Publicado 20/02/2021 06:00 | Atualizado 20/02/2021 13:36
Nos anos finais da década de 1950, bem no finalzinho, eu estudava no Colégio Marista. Lembro que, por qualquer deslize, os professores, todos da Ordem Marista, tinham o costume de dar castigo: decorar, em pouco tempo, uma página de livro de Latim. Era para manter a disciplina, diziam os mestres.

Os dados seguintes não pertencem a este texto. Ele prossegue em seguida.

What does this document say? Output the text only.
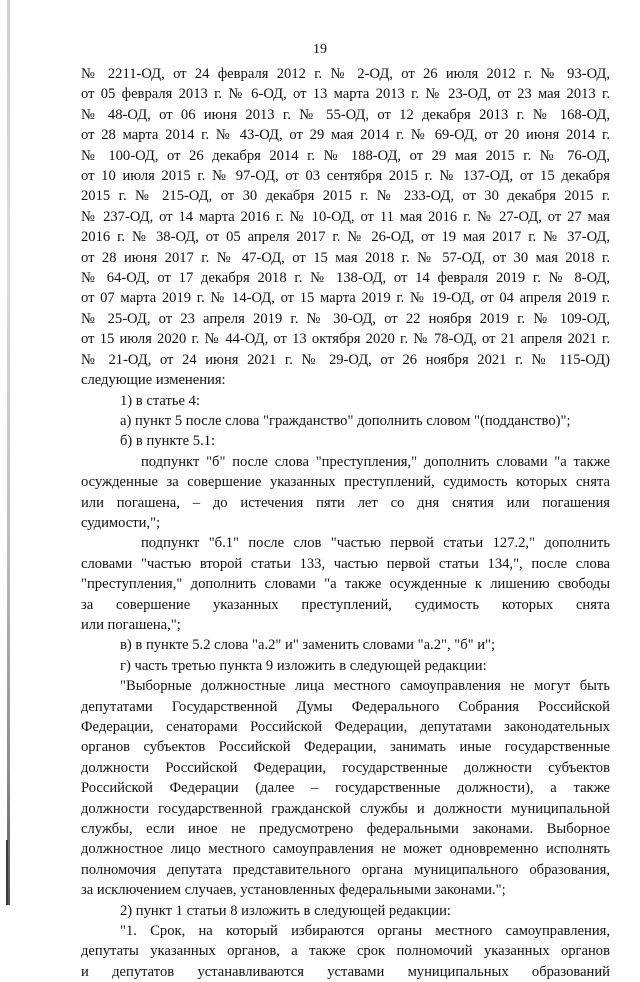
19

№ 2211-ОД, от 24 февраля 2012 г. № 2-ОД, от 26 июля 2012 г. № 93-ОД,

от 05 февраля 2013 г. № 6-ОД, от 13 марта 2013 г. № 23-ОД, от 23 мая 2013 г.

№ 48-ОД, от 06 июня 2013 г. № 55-ОД, от 12 декабря 2013 г. № 168-ОД,

от 28 марта 2014 г. № 43-ОД, от 29 мая 2014 г. № 69-ОД, от 20 июня 2014 г.

№ 100-ОД, от 26 декабря 2014 г. № 188-ОД, от 29 мая 2015 г. № 76-ОД,

от 10 июля 2015 г. № 97-ОД, от 03 сентября 2015 г. № 137-ОД, от 15 декабря

2015 г. № 215-ОД, от 30 декабря 2015 г. № 233-ОД, от 30 декабря 2015 г.

№ 237-ОД, от 14 марта 2016 г. № 10-ОД, от 11 мая 2016 г. № 27-ОД, от 27 мая

2016 г. № 38-ОД, от 05 апреля 2017 г. № 26-ОД, от 19 мая 2017 г. № 37-ОД,

от 28 июня 2017 г. № 47-ОД, от 15 мая 2018 г. № 57-ОД, от 30 мая 2018 г.

№ 64-ОД, от 17 декабря 2018 г. № 138-ОД, от 14 февраля 2019 г. № 8-ОД,

от 07 марта 2019 г. № 14-ОД, от 15 марта 2019 г. № 19-ОД, от 04 апреля 2019 г.

№ 25-ОД, от 23 апреля 2019 г. № 30-ОД, от 22 ноября 2019 г. № 109-ОД,

от 15 июля 2020 г. № 44-ОД, от 13 октября 2020 г. № 78-ОД, от 21 апреля 2021 г.

№ 21-ОД, от 24 июня 2021 г. № 29-ОД, от 26 ноября 2021 г. № 115-ОД)

следующие изменения:

1) в статье 4:

а) пункт 5 после слова "гражданство" дополнить словом "(подданство)";

б) в пункте 5.1:

подпункт "б" после слова "преступления," дополнить словами "а также

осужденные за совершение указанных преступлений, судимость которых снята

или погашена, – до истечения пяти лет со дня снятия или погашения

судимости,";

подпункт "б.1" после слов "частью первой статьи 127.2," дополнить

словами "частью второй статьи 133, частью первой статьи 134,", после слова

"преступления," дополнить словами "а также осужденные к лишению свободы

за совершение указанных преступлений, судимость которых снята

или погашена,";

в) в пункте 5.2 слова "а.2" и" заменить словами "а.2", "б" и";

г) часть третью пункта 9 изложить в следующей редакции:

"Выборные должностные лица местного самоуправления не могут быть

депутатами Государственной Думы Федерального Собрания Российской

Федерации, сенаторами Российской Федерации, депутатами законодательных

органов субъектов Российской Федерации, занимать иные государственные

должности Российской Федерации, государственные должности субъектов

Российской Федерации (далее – государственные должности), а также

должности государственной гражданской службы и должности муниципальной

службы, если иное не предусмотрено федеральными законами. Выборное

должностное лицо местного самоуправления не может одновременно исполнять

полномочия депутата представительного органа муниципального образования,

за исключением случаев, установленных федеральными законами.";

2) пункт 1 статьи 8 изложить в следующей редакции:

"1. Срок, на который избираются органы местного самоуправления,

депутаты указанных органов, а также срок полномочий указанных органов

и депутатов устанавливаются уставами муниципальных образований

No tempo do Exército - obrigatório naquele tempo - o castigo por pequenos delitos, era um, ou dois, ou mesmo três dias na cadeia do quartel. Tudo pela disciplina. Em casa, a pena era a de ficar sem a mesada. Fora os "discursos" dos avós, na base do "não quero um homem mal educado e sem disciplina".
E, assim, cheguei até ao casamento, o primeiro. Tô tentando chegar ao momento atual, com os mais jovens, e até uns que já passaram um pouquinho da juventude, que teimam em ignorar as proibições da era da reclusão, da minoria atuante que burla decreto que proíbe aglomerações, festas, bailes e etc e tal. Vou contar umas historinhas, verdadeiras, com nomes e locais fictícios, preservando identidades dos personagens. Quando eu for o personagem, aviso. Prometo.
Corria o início de 1960, eu já estava como foca (o estágio, da época) na redação de um jornal importante naquela ocasião. Um redator, portador de prótese mecânica, de membro inferior, farrista de mão cheia, boêmia da melhor qualidade, mulherengo e espetacular profissional.
Ele, já casado, morava no bairro do Maracanã. Chegava cedo no trabalho e trabalhava até lá pelas 19 horas. A rotina se repetia durante quase toda a semana. É que, às sextas feiras, o jornalista se transformava. Saía mais cedo do jornal, ia para casa, tomava um banho, jantava, dava um beijo na mulher e nos filhos e somente aparecia no dia seguinte, sábado, ao escurecer. A mulher aturou por um bom tempo as escapadas do marido. Até que, resolveu disciplinar o farrista.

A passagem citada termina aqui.